In 2000, Mace became Director of Science at the Institute of Zoology in London, during which time she was instrumental in developing the criteria for listing species in the IUCN Red List, the most comprehensive inventory on the conservation status of the world's species conservation contributing to the maintenance of global biodiversity and managed by IUCN. Prior to these changes, the Red List was based on nominations from experts rather than data, the changes instigated by Mace and her colleagues took 10 years to be implemented by the IUCN. Many Regional Red List publications are now increasingly based on the same criteria, which account for climate change and other environmental factors in determining extinction threats. Since 2002 she and her colleagues have worked to establish methods for evaluating biodiversity and the ecosystem services it provides, and changes in biodiversity that have been provisionally measured by the Red List Index.

Mace was also actively involved in the biodiversity sections of the "Millennium Ecosystem Assessment" which was conducted from 2002 through 2005. Mace stated that "all the evidence to date is that when societies put their mind to solving a problem, they can generally do it."

In 2006, Mace became director of the Imperial College Natural Environment Research Council's Centre for Population Biology at Silwood Park. After 2012 Mace acted as Director of the Centre for Biodiversity and Environment Research (CBER) at University College London. She was also an Academic Editor of PLOS Biology, the open access online journal and supported open-access policy to scientific publications.
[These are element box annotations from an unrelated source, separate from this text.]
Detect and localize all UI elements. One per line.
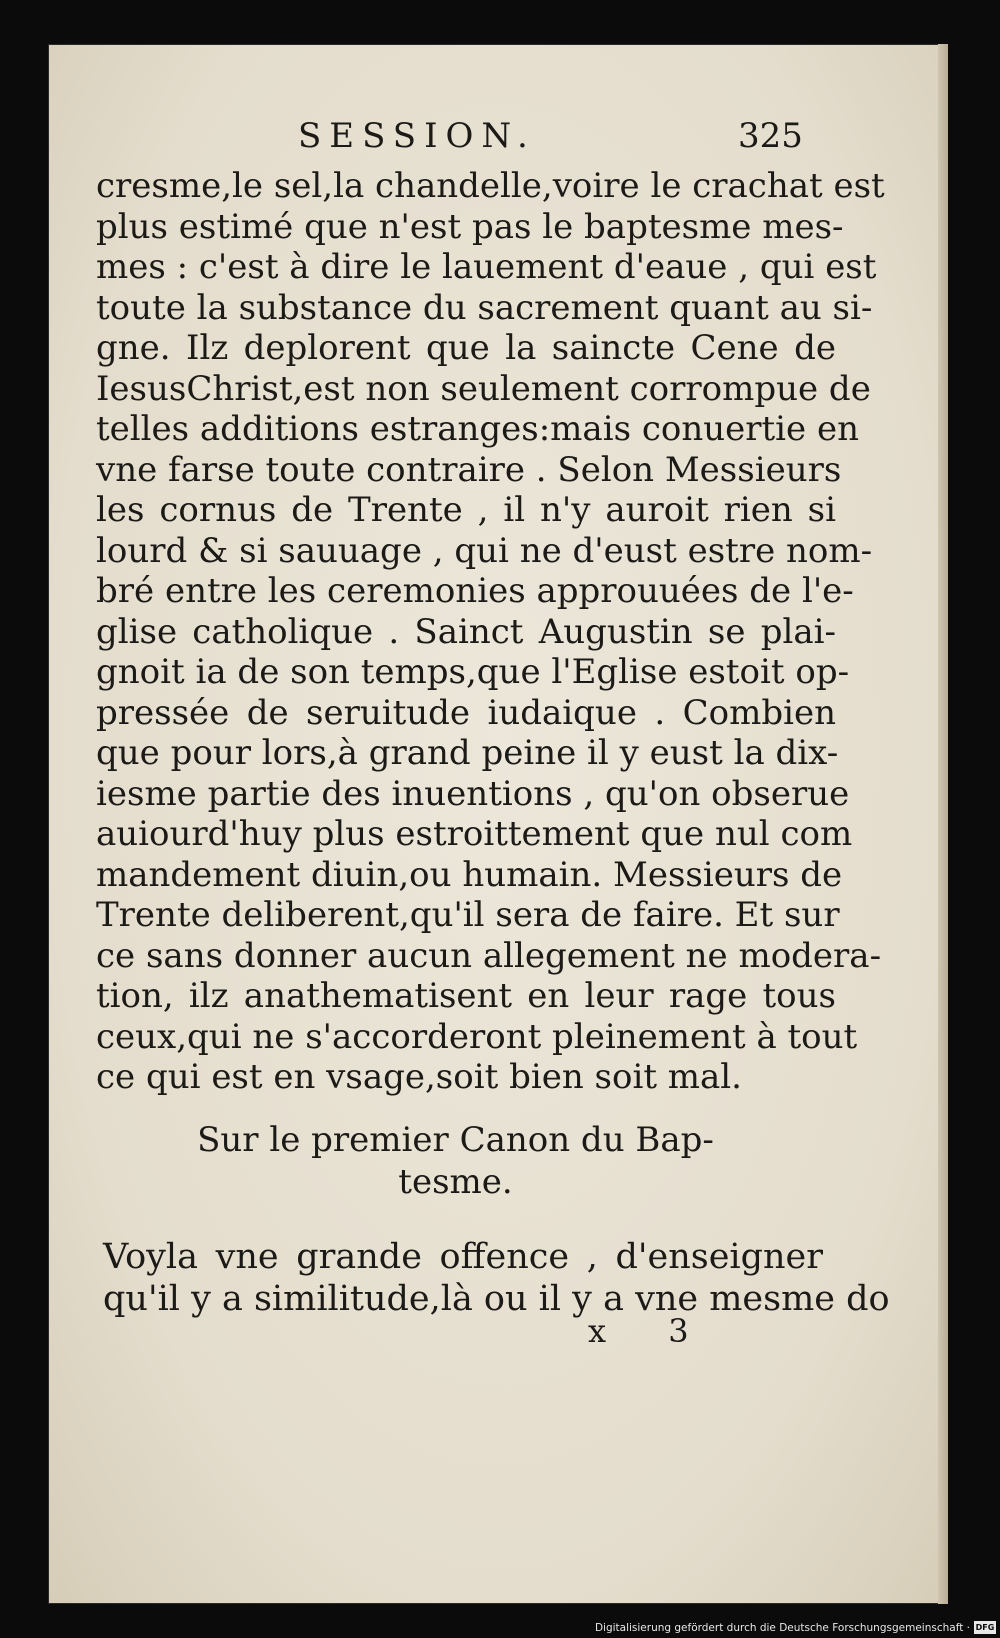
text-line: iesme partie des inuentions , qu'on obserue [96,773,850,814]
text-line: Voyla vne grande offence , d'enseigner [103,1237,823,1277]
text-line: tion, ilz anathematisent en leur rage tous [96,976,836,1016]
page-edge [938,44,948,1604]
text-line: vne farse toute contraire . Selon Messieurs [96,449,842,490]
text-line: cresme,le sel,la chandelle,voire le crachat est [96,166,885,206]
dfg-logo-icon: DFG [975,1623,995,1632]
text-line: lourd & si sauuage , qui ne d'eust estre nom- [96,530,873,571]
paragraph-1 [96,166,885,1098]
text-line: gnoit ia de son temps,que l'Eglise estoit op- [96,652,850,692]
paragraph-2 [103,1236,890,1320]
text-line: les cornus de Trente , il n'y auroit rien si [96,490,836,530]
text-line: IesusChrist,est non seulement corrompue de [96,368,871,409]
text-line: auiourd'huy plus estroittement que nul com [96,814,853,854]
text-line: gne. Ilz deplorent que la saincte Cene de [96,328,836,368]
text-line: plus estimé que n'est pas le baptesme mes- [96,206,844,247]
heading-line: tesme. [398,1162,513,1202]
text-line: ce sans donner aucun allegement ne modera- [96,935,882,976]
text-line: telles additions estranges:mais conuertie en [96,409,859,449]
signature-mark: x 3 [588,1312,715,1350]
text-line: mes : c'est à dire le lauement d'eaue , qui est [96,247,877,287]
text-line: ceux,qui ne s'accorderont pleinement à tout [96,1016,858,1057]
text-line: ce qui est en vsage,soit bien soit mal. [96,1057,742,1097]
text-line: glise catholique . Sainct Augustin se plai- [96,611,836,652]
text-line: bré entre les ceremonies approuuées de l'e- [96,571,854,611]
text-line: pressée de seruitude iudaique . Combien [96,692,836,733]
text-line: mandement diuin,ou humain. Messieurs de [96,854,843,895]
running-head-title: SESSION. [298,116,536,156]
heading-line: Sur le premier Canon du Bap- [197,1120,714,1160]
book-page [48,44,948,1604]
page-number: 325 [738,116,803,156]
text-line: qu'il y a similitude,là ou il y a vne mesme do [103,1279,890,1319]
text-line: toute la substance du sacrement quant au si- [96,287,873,328]
section-heading [48,1119,863,1203]
footer-credit: Digitalisierung gefördert durch die Deutsche Forschungsgemeinschaft · [594,1622,970,1634]
text-line: que pour lors,à grand peine il y eust la dix- [96,733,839,773]
running-head [48,116,948,166]
text-line: Trente deliberent,qu'il sera de faire. Et sur [96,895,840,935]
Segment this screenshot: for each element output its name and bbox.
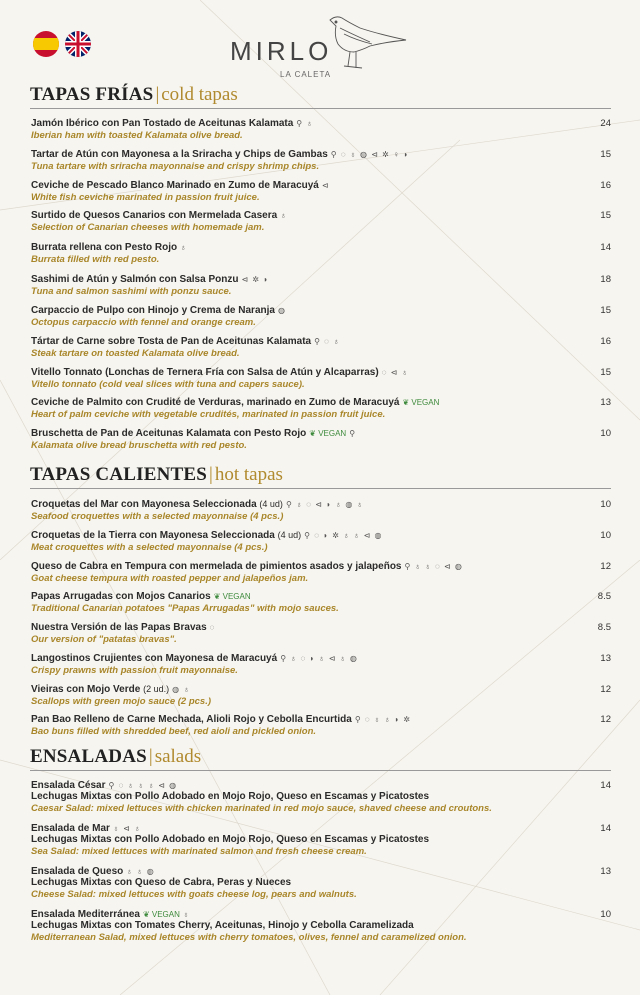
restaurant-logo <box>230 14 420 84</box>
item-description: Our version of "patatas bravas". <box>31 634 177 645</box>
section-title-en: hot tapas <box>214 464 283 485</box>
item-description: Cheese Salad: mixed lettuces with goats cheese log, pears and walnuts. <box>31 889 357 900</box>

In 2018, Mace was appointed as a member of the Adaptation Committee of the Committee on Climate Change, advising the UK and devolved governments on progress made in preparing for and adapting to the impacts of climate change.

==Honours and awards==
Mace was appointed Officer of the Order of the British Empire (OBE) in 1998, Commander of the Order of the British Empire (CBE) in 2007 for services to environmental science, and Dame Commander of the Order of the British Empire (DBE) in the 2016 New Year Honours for services to science.

Mace was elected a Fellow of the Royal Society (FRS) in 2002. In July 2007 she was awarded an Honorary Doctor of Science degree by the University of Sussex for her work on biodiversity, followed by another Doctorate Honoris Causa, from the University of Lausanne, Switzerland, in 2018. She was the winner of the 2007 International Cosmos Prize. In 2011 she received the Ernst Haeckel Prize by the European Ecological Federation. In 2016 Mace won the Dr A.H. Heineken Prize for Environmental Sciences. In 2016 she was also awarded, jointly with Sandra Knapp, the Linnean Medal of the Linnean Society

She received a President's Medal from the British Ecological Society, and the 2018 BBVA Foundation Frontiers of Knowledge Award in the category of Ecology and Conservation Biology, jointly with Gretchen Daily, for developing vital tools facilitating science-based policies "to combat species loss".

The extinct rice rat Megalomys georginae from Barbados was named after her.